Notice that function objects are not created during the module’s compilation. What we have are just code objects - it is during the execution of the code objects that the function gets created as seen in Listing 5.10. Inspecting the attributes of the code object will show that it is also composed of other code objects as shown in listing 5.12.
co_argcount = 0
co_cellvars = ('a', 'b')
co_code = b't\x00t\x01\x83\x01\x01\x00d\x01\x89\x00d\x02\x89\x01\x87\x00\x87\x01\
f\x02d\x03d\x04\x84\x08}\x00d\x00S\x00'
co_consts = (None, 1, 3, <code object g at 0x101a028a0, file "fizzbuzz.py", line\
5>, 'f.<locals>.g')
co_filename = fizzbuzz.py
co_firstlineno = 1
co_flags = 3
co_freevars = ()
co_kwonlyargcount = 0
co_lnotab = b'\x00\x01\x08\x01\x04\x01\x04\x01'
co_name = f
co_names = ('print', 'c')
co_nlocals = 1
co_stacksize = 3
co_varnames = ('g',)
The same logic explained earlier on applies here with the function object created only during the execution of the code object.

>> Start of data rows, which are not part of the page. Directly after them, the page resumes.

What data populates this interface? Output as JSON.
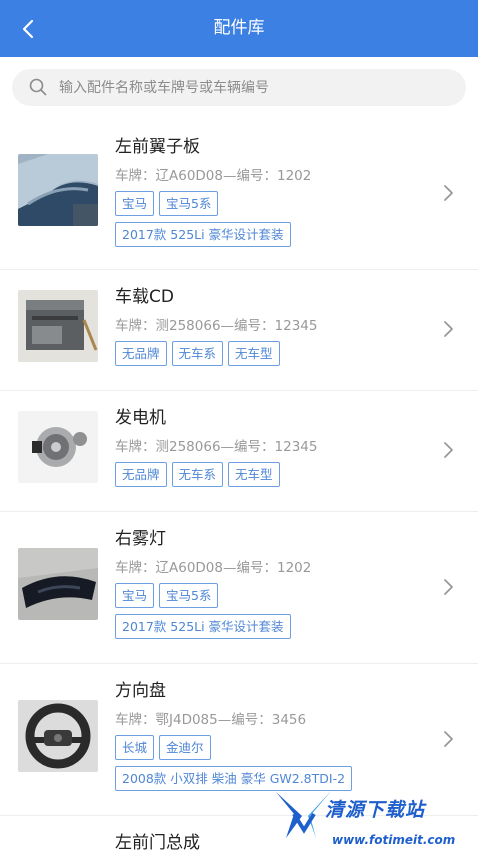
{
  "header": {
    "title": "配件库"
  },
  "search": {
    "placeholder": "输入配件名称或车牌号或车辆编号",
    "value": ""
  },
  "parts": [
    {
      "name": "左前翼子板",
      "plate_line": "车牌：辽A60D08—编号：1202",
      "tags": [
        "宝马",
        "宝马5系"
      ],
      "model_tag": "2017款 525Li 豪华设计套装",
      "image": "fender-photo"
    },
    {
      "name": "车载CD",
      "plate_line": "车牌：测258066—编号：12345",
      "tags": [
        "无品牌",
        "无车系",
        "无车型"
      ],
      "model_tag": "",
      "image": "cd-player-photo"
    },
    {
      "name": "发电机",
      "plate_line": "车牌：测258066—编号：12345",
      "tags": [
        "无品牌",
        "无车系",
        "无车型"
      ],
      "model_tag": "",
      "image": "alternator-photo"
    },
    {
      "name": "右雾灯",
      "plate_line": "车牌：辽A60D08—编号：1202",
      "tags": [
        "宝马",
        "宝马5系"
      ],
      "model_tag": "2017款 525Li 豪华设计套装",
      "image": "fog-light-photo"
    },
    {
      "name": "方向盘",
      "plate_line": "车牌：鄂J4D085—编号：3456",
      "tags": [
        "长城",
        "金迪尔"
      ],
      "model_tag": "2008款 小双排 柴油 豪华 GW2.8TDI-2",
      "image": "steering-wheel-photo"
    },
    {
      "name": "左前门总成",
      "plate_line": "",
      "tags": [],
      "model_tag": "",
      "image": ""
    }
  ],
  "icons": {
    "back": "back-arrow-icon",
    "search": "search-icon",
    "chevron": "chevron-right-icon"
  },
  "colors": {
    "header_bg": "#3d80e4",
    "tag_border": "#6d9fe3",
    "tag_text": "#4f86d6"
  },
  "watermark": {
    "title": "清源下载站",
    "url": "www.fotimeit.com"
  }
}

5.3 Code Objects in the VM
Like most built-in types, there is the code type that defines the code object type
and the PyCodeObject structure for code objects instances. The code type is similar to other type objects that have been discussed in previous sections, so we do not reproduce it here. Listing 5.13 shows the structures used to represent code objects instances.
typedef struct {
PyObject_HEAD
int co_argcount; /* #arguments, except *args */
int co_kwonlyargcount; /* #keyword only arguments */
int co_nlocals; /* #local variables */
int co_stacksize; /* #entries needed for evaluation stack */
int co_flags; /* CO_..., see below */
int co_firstlineno; /* first source line number */
PyObject *co_code; /* instruction opcodes */
PyObject *co_consts; /* list (constants used) */
PyObject *co_names; /* list of strings (names used) */
PyObject *co_varnames; /* tuple of strings (local variable names) */
PyObject *co_freevars; /* tuple of strings (free variable names) */
PyObject *co_cellvars; /* tuple of strings (cell variable names) */
unsigned char *co_cell2arg; /* Maps cell vars which are arguments. */
PyObject *co_filename; /* unicode (where it was loaded from) */
PyObject *co_name; /* unicode (name, for reference) */
PyObject *co_lnotab; /* string (encoding addr<->lineno mapping) See
Objects/lnotab_notes.txt for details. */
void *co_zombieframe; /* for optimization only (see frameobject.c) */
PyObject *co_weakreflist; /* to support weakrefs to code objects */
/* Scratch space for extra data relating to the code object.__icc_nan
Type is a void* to keep the format private in codeobject.c to force
people to go through the proper APIs. */
void *co_extra;
} PyCodeObject;
The fields are almost all the same as those found in a Python code objects except for the co_stacksize,
co_flags, co_cell2arg, co_zombieframe, co_weakreflist and co_extra. co_weakreflist and
co_extra are not really interesting fields at this point. The rest of the fields here pretty much serve the same purpose as those in the code object. The co_zombieframe is a field that exists for optimisation purposes. It holds a reference to a frame object that was previously used as a context
to execute the code object. This is then used as the execution frame when such code object is being re-executed
to prevent the overhead of allocating memory for another frame object.